En Europe, et bien plus qu’aux Etats-Unis, c’est la grande affaire du moment. La négociation, tenue secrète, du traité de libre-échange transatlantique alimente les rumeurs les plus folles et fait renaître, chez les Européens, un fort sentiment antiaméricain. Il faut dire que la portée de cet accord, dont les promoteurs espèrent qu’il sera adopté en 2015, risque d’être immense. En effet, cela peut conduire au bouleversement des équilibres commerciaux et financiers dont la matrice a été forgée au lendemain de la Seconde Guerre mondiale.

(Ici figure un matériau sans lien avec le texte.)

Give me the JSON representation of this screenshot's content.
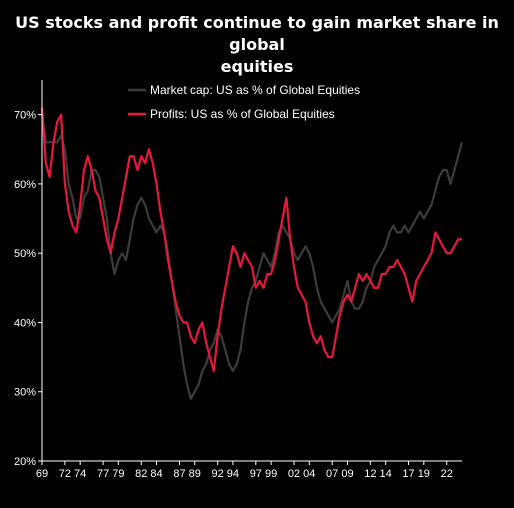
{
  "chart_data": {
    "type": "line",
    "title_lines": [
      "US stocks and profit continue to gain market share in global",
      "equities"
    ],
    "xlabel": "",
    "ylabel": "",
    "x_tick_labels": [
      "69",
      "72",
      "74",
      "77",
      "79",
      "82",
      "84",
      "87",
      "89",
      "92",
      "94",
      "97",
      "99",
      "02",
      "04",
      "07",
      "09",
      "12",
      "14",
      "17",
      "19",
      "22"
    ],
    "x_tick_years": [
      1969,
      1972,
      1974,
      1977,
      1979,
      1982,
      1984,
      1987,
      1989,
      1992,
      1994,
      1997,
      1999,
      2002,
      2004,
      2007,
      2009,
      2012,
      2014,
      2017,
      2019,
      2022
    ],
    "y_tick_labels": [
      "20%",
      "30%",
      "40%",
      "50%",
      "60%",
      "70%"
    ],
    "y_tick_values": [
      20,
      30,
      40,
      50,
      60,
      70
    ],
    "xlim": [
      1969,
      2024
    ],
    "ylim": [
      20,
      75
    ],
    "grid": false,
    "legend": "top-center",
    "series": [
      {
        "name": "Market cap: US as % of Global Equities",
        "color": "#3c3c3c",
        "points": [
          [
            1969.0,
            70
          ],
          [
            1969.5,
            66
          ],
          [
            1970.0,
            66
          ],
          [
            1970.5,
            66
          ],
          [
            1971.0,
            66
          ],
          [
            1971.5,
            67
          ],
          [
            1972.0,
            65
          ],
          [
            1972.5,
            60
          ],
          [
            1973.0,
            58
          ],
          [
            1973.5,
            55
          ],
          [
            1974.0,
            55
          ],
          [
            1974.5,
            58
          ],
          [
            1975.0,
            59
          ],
          [
            1975.5,
            62
          ],
          [
            1976.0,
            62
          ],
          [
            1976.5,
            61
          ],
          [
            1977.0,
            58
          ],
          [
            1977.5,
            55
          ],
          [
            1978.0,
            50
          ],
          [
            1978.5,
            47
          ],
          [
            1979.0,
            49
          ],
          [
            1979.5,
            50
          ],
          [
            1980.0,
            49
          ],
          [
            1980.5,
            52
          ],
          [
            1981.0,
            55
          ],
          [
            1981.5,
            57
          ],
          [
            1982.0,
            58
          ],
          [
            1982.5,
            57
          ],
          [
            1983.0,
            55
          ],
          [
            1983.5,
            54
          ],
          [
            1984.0,
            53
          ],
          [
            1984.5,
            54
          ],
          [
            1985.0,
            53
          ],
          [
            1985.5,
            50
          ],
          [
            1986.0,
            46
          ],
          [
            1986.5,
            42
          ],
          [
            1987.0,
            38
          ],
          [
            1987.5,
            34
          ],
          [
            1988.0,
            31
          ],
          [
            1988.5,
            29
          ],
          [
            1989.0,
            30
          ],
          [
            1989.5,
            31
          ],
          [
            1990.0,
            33
          ],
          [
            1990.5,
            34
          ],
          [
            1991.0,
            36
          ],
          [
            1991.5,
            37
          ],
          [
            1992.0,
            39
          ],
          [
            1992.5,
            38
          ],
          [
            1993.0,
            36
          ],
          [
            1993.5,
            34
          ],
          [
            1994.0,
            33
          ],
          [
            1994.5,
            34
          ],
          [
            1995.0,
            36
          ],
          [
            1995.5,
            40
          ],
          [
            1996.0,
            43
          ],
          [
            1996.5,
            45
          ],
          [
            1997.0,
            46
          ],
          [
            1997.5,
            48
          ],
          [
            1998.0,
            50
          ],
          [
            1998.5,
            49
          ],
          [
            1999.0,
            48
          ],
          [
            1999.5,
            50
          ],
          [
            2000.0,
            53
          ],
          [
            2000.5,
            54
          ],
          [
            2001.0,
            53
          ],
          [
            2001.5,
            52
          ],
          [
            2002.0,
            50
          ],
          [
            2002.5,
            49
          ],
          [
            2003.0,
            50
          ],
          [
            2003.5,
            51
          ],
          [
            2004.0,
            50
          ],
          [
            2004.5,
            48
          ],
          [
            2005.0,
            45
          ],
          [
            2005.5,
            43
          ],
          [
            2006.0,
            42
          ],
          [
            2006.5,
            41
          ],
          [
            2007.0,
            40
          ],
          [
            2007.5,
            41
          ],
          [
            2008.0,
            42
          ],
          [
            2008.5,
            44
          ],
          [
            2009.0,
            46
          ],
          [
            2009.5,
            43
          ],
          [
            2010.0,
            42
          ],
          [
            2010.5,
            42
          ],
          [
            2011.0,
            43
          ],
          [
            2011.5,
            45
          ],
          [
            2012.0,
            46
          ],
          [
            2012.5,
            48
          ],
          [
            2013.0,
            49
          ],
          [
            2013.5,
            50
          ],
          [
            2014.0,
            51
          ],
          [
            2014.5,
            53
          ],
          [
            2015.0,
            54
          ],
          [
            2015.5,
            53
          ],
          [
            2016.0,
            53
          ],
          [
            2016.5,
            54
          ],
          [
            2017.0,
            53
          ],
          [
            2017.5,
            54
          ],
          [
            2018.0,
            55
          ],
          [
            2018.5,
            56
          ],
          [
            2019.0,
            55
          ],
          [
            2019.5,
            56
          ],
          [
            2020.0,
            57
          ],
          [
            2020.5,
            59
          ],
          [
            2021.0,
            61
          ],
          [
            2021.5,
            62
          ],
          [
            2022.0,
            62
          ],
          [
            2022.5,
            60
          ],
          [
            2023.0,
            62
          ],
          [
            2023.5,
            64
          ],
          [
            2024.0,
            66
          ]
        ]
      },
      {
        "name": "Profits: US as % of Global Equities",
        "color": "#e8173c",
        "points": [
          [
            1969.0,
            71
          ],
          [
            1969.5,
            63
          ],
          [
            1970.0,
            61
          ],
          [
            1970.5,
            66
          ],
          [
            1971.0,
            69
          ],
          [
            1971.5,
            70
          ],
          [
            1972.0,
            60
          ],
          [
            1972.5,
            56
          ],
          [
            1973.0,
            54
          ],
          [
            1973.5,
            53
          ],
          [
            1974.0,
            57
          ],
          [
            1974.5,
            62
          ],
          [
            1975.0,
            64
          ],
          [
            1975.5,
            62
          ],
          [
            1976.0,
            59
          ],
          [
            1976.5,
            58
          ],
          [
            1977.0,
            55
          ],
          [
            1977.5,
            52
          ],
          [
            1978.0,
            50
          ],
          [
            1978.5,
            53
          ],
          [
            1979.0,
            55
          ],
          [
            1979.5,
            58
          ],
          [
            1980.0,
            61
          ],
          [
            1980.5,
            64
          ],
          [
            1981.0,
            64
          ],
          [
            1981.5,
            62
          ],
          [
            1982.0,
            64
          ],
          [
            1982.5,
            63
          ],
          [
            1983.0,
            65
          ],
          [
            1983.5,
            63
          ],
          [
            1984.0,
            60
          ],
          [
            1984.5,
            56
          ],
          [
            1985.0,
            53
          ],
          [
            1985.5,
            49
          ],
          [
            1986.0,
            46
          ],
          [
            1986.5,
            43
          ],
          [
            1987.0,
            41
          ],
          [
            1987.5,
            40
          ],
          [
            1988.0,
            40
          ],
          [
            1988.5,
            38
          ],
          [
            1989.0,
            37
          ],
          [
            1989.5,
            39
          ],
          [
            1990.0,
            40
          ],
          [
            1990.5,
            37
          ],
          [
            1991.0,
            35
          ],
          [
            1991.5,
            33
          ],
          [
            1992.0,
            38
          ],
          [
            1992.5,
            42
          ],
          [
            1993.0,
            45
          ],
          [
            1993.5,
            48
          ],
          [
            1994.0,
            51
          ],
          [
            1994.5,
            50
          ],
          [
            1995.0,
            48
          ],
          [
            1995.5,
            50
          ],
          [
            1996.0,
            49
          ],
          [
            1996.5,
            48
          ],
          [
            1997.0,
            45
          ],
          [
            1997.5,
            46
          ],
          [
            1998.0,
            45
          ],
          [
            1998.5,
            47
          ],
          [
            1999.0,
            47
          ],
          [
            1999.5,
            49
          ],
          [
            2000.0,
            52
          ],
          [
            2000.5,
            55
          ],
          [
            2001.0,
            58
          ],
          [
            2001.5,
            52
          ],
          [
            2002.0,
            48
          ],
          [
            2002.5,
            45
          ],
          [
            2003.0,
            44
          ],
          [
            2003.5,
            43
          ],
          [
            2004.0,
            40
          ],
          [
            2004.5,
            38
          ],
          [
            2005.0,
            37
          ],
          [
            2005.5,
            38
          ],
          [
            2006.0,
            36
          ],
          [
            2006.5,
            35
          ],
          [
            2007.0,
            35
          ],
          [
            2007.5,
            38
          ],
          [
            2008.0,
            41
          ],
          [
            2008.5,
            43
          ],
          [
            2009.0,
            44
          ],
          [
            2009.5,
            43
          ],
          [
            2010.0,
            45
          ],
          [
            2010.5,
            47
          ],
          [
            2011.0,
            46
          ],
          [
            2011.5,
            47
          ],
          [
            2012.0,
            46
          ],
          [
            2012.5,
            45
          ],
          [
            2013.0,
            45
          ],
          [
            2013.5,
            47
          ],
          [
            2014.0,
            47
          ],
          [
            2014.5,
            48
          ],
          [
            2015.0,
            48
          ],
          [
            2015.5,
            49
          ],
          [
            2016.0,
            48
          ],
          [
            2016.5,
            47
          ],
          [
            2017.0,
            45
          ],
          [
            2017.5,
            43
          ],
          [
            2018.0,
            46
          ],
          [
            2018.5,
            47
          ],
          [
            2019.0,
            48
          ],
          [
            2019.5,
            49
          ],
          [
            2020.0,
            50
          ],
          [
            2020.5,
            53
          ],
          [
            2021.0,
            52
          ],
          [
            2021.5,
            51
          ],
          [
            2022.0,
            50
          ],
          [
            2022.5,
            50
          ],
          [
            2023.0,
            51
          ],
          [
            2023.5,
            52
          ],
          [
            2024.0,
            52
          ]
        ]
      }
    ]
  }
}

Baisse des barrières douanières

Cela fait au moins dix ans que ce traité est en négociation et, à chaque fois, le processus a été interrompu du fait des Européens, plus exactement du fait d’un Parlement alerté par la société civile ou, plus rarement, de la Commission après la pression d’Etats membres. Cette fois-ci, et pour parer à toute contestation lors des discussions, la Commission de Bruxelles qui négocie au nom des Vingt-huit préfère garder le secret. Officiellement, il s’agit de ne pas dévoiler ses cartes à la partie adverse mais, on le devinera aisément, c’est surtout pour éviter que telle ONG ou tel parti europhobe ne s’empare d’un point particulier des négociations pour faire capoter le projet.

Cette absence de transparence – bien plus importante que lors des différents rounds de l’Organisation du commerce mondiale (OMC) – avive la colère de nombreux citoyens européens qui y voient une offense à la démocratie. Il faut dire aussi que le comportement quelque peu arrogant de certains négociateurs de la Commission n’arrange pas les choses, ces derniers oubliant parfois qu’ils sont au service des peuples de l’Union et non pas les représentants d’une entité autonome.

Dans le détail, le futur Partenariat transatlantique de commerce et d’investissement (PTCI ou Transatlantic trade and investment partnership, ou TTIP, en anglais) devrait respectivement contribuer à abolir les barrières douanières entre les deux zones, à faire converger les législations et à harmoniser les normes. Pour ses défenseurs, les gains seraient immenses : un marché de 820 millions de consommateurs, des gains de 100 milliards de dollars pour les deux économies et la création de 2 millions d’emplois. A vrai dire, il est encore trop tôt pour vérifier ces arguments promotionnels. En effet, il faudra attendre le détail de l’accord et faire tourner les modèles de simulation pour évaluer l’impact réel du PTCI.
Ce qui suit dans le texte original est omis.